NASA requires its astronauts to exercise on space flights to fight off the debilitating effects of zero-gravity on the body's bone and muscle. But Sunita Williams, U.S. commander of the Expedition 33 crew at the International Space Station, took things to another level when she completed the first ever triathlon in space — running, biking, and even swimming to compete with Earth-based athletes 240 miles below in Southern California. A closer look at her stunning achievement:
What equipment did Williams use?
Since quarters are a bit cramped at the I.S.S., Williams used special exercise equipment to keep up with triathletes competing in the Nautica Malibu Triathlon in Southern California. For the half-mile "swimming" portion, Williams strapped into something called the Advanced Resistive Exercise Device (ARED), which uses weights to imitate water resistance while swimming through anti-gravity. For the 18-mile biking portion she used a stationary bike, and for the four-mile run she used a specially outfitted treadmill that strapped her in to keep her from floating off. (Watch a video below.)
How did she fare?
Pretty well. She completed the whole race with a respectable time of 1:48:33. "I'm happy to be done," said Williams as she crossed the finish line. "It wasn't easy and I'm sure everybody in California's very happy to be done too."

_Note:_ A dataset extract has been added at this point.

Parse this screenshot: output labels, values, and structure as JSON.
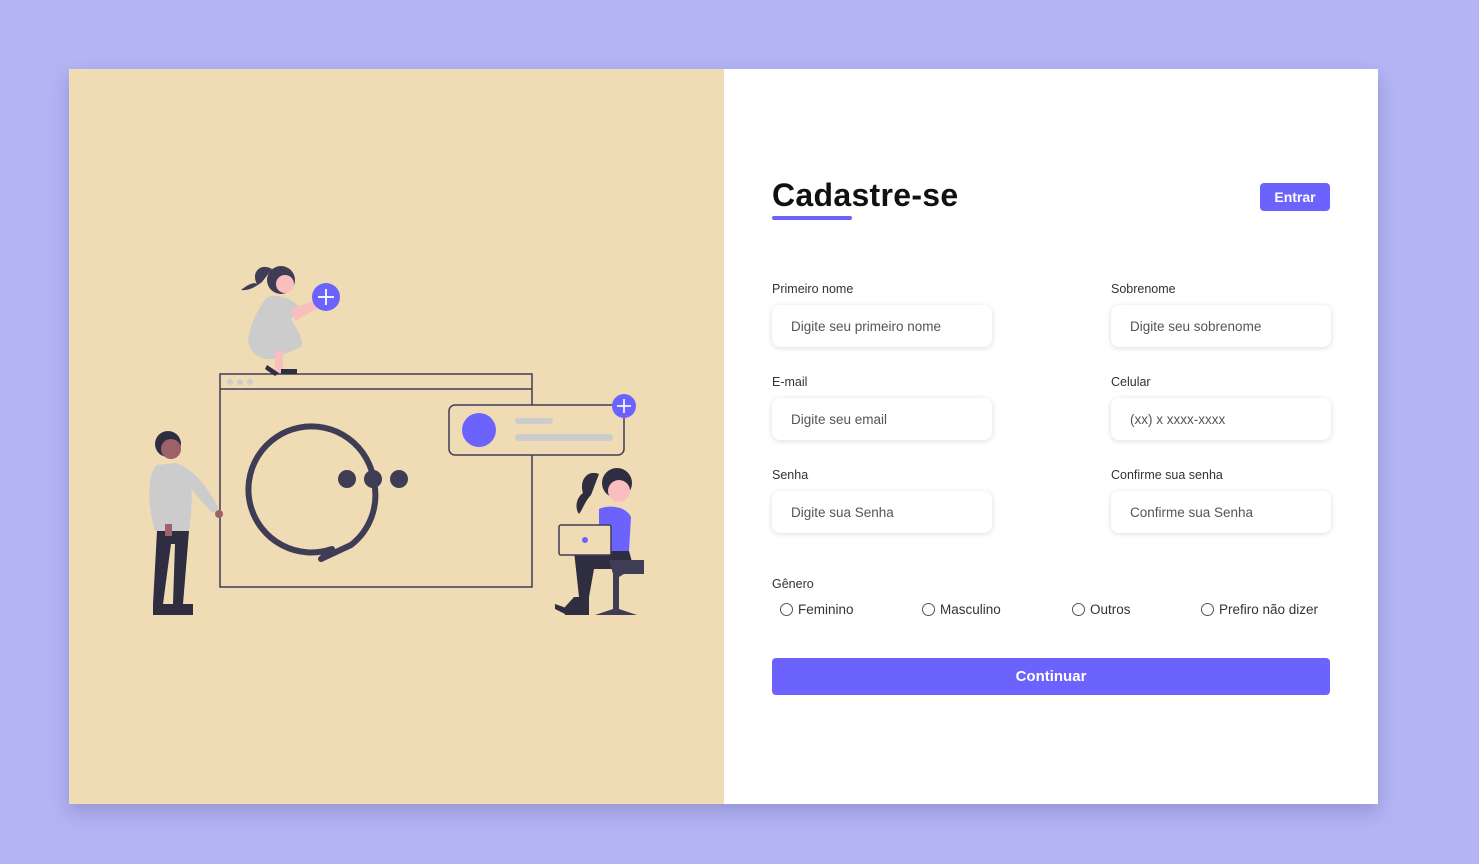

What kind of training did she do?
Williams, an "avid athlete," says Clara Moskowitz at Space.com, began training on solid pavement before she launched off to the space station on July 14. Once in space, she kept up with her training, competing in the seven-mile Falmouth Road Race in Massachusetts on Aug. 12. The triathlon, however, "wasn't her first orbital athletic achievement," says Moskowitz. In 2007, she ran the Boston marathon on a space treadmill, finishing with a time of 4:23:10.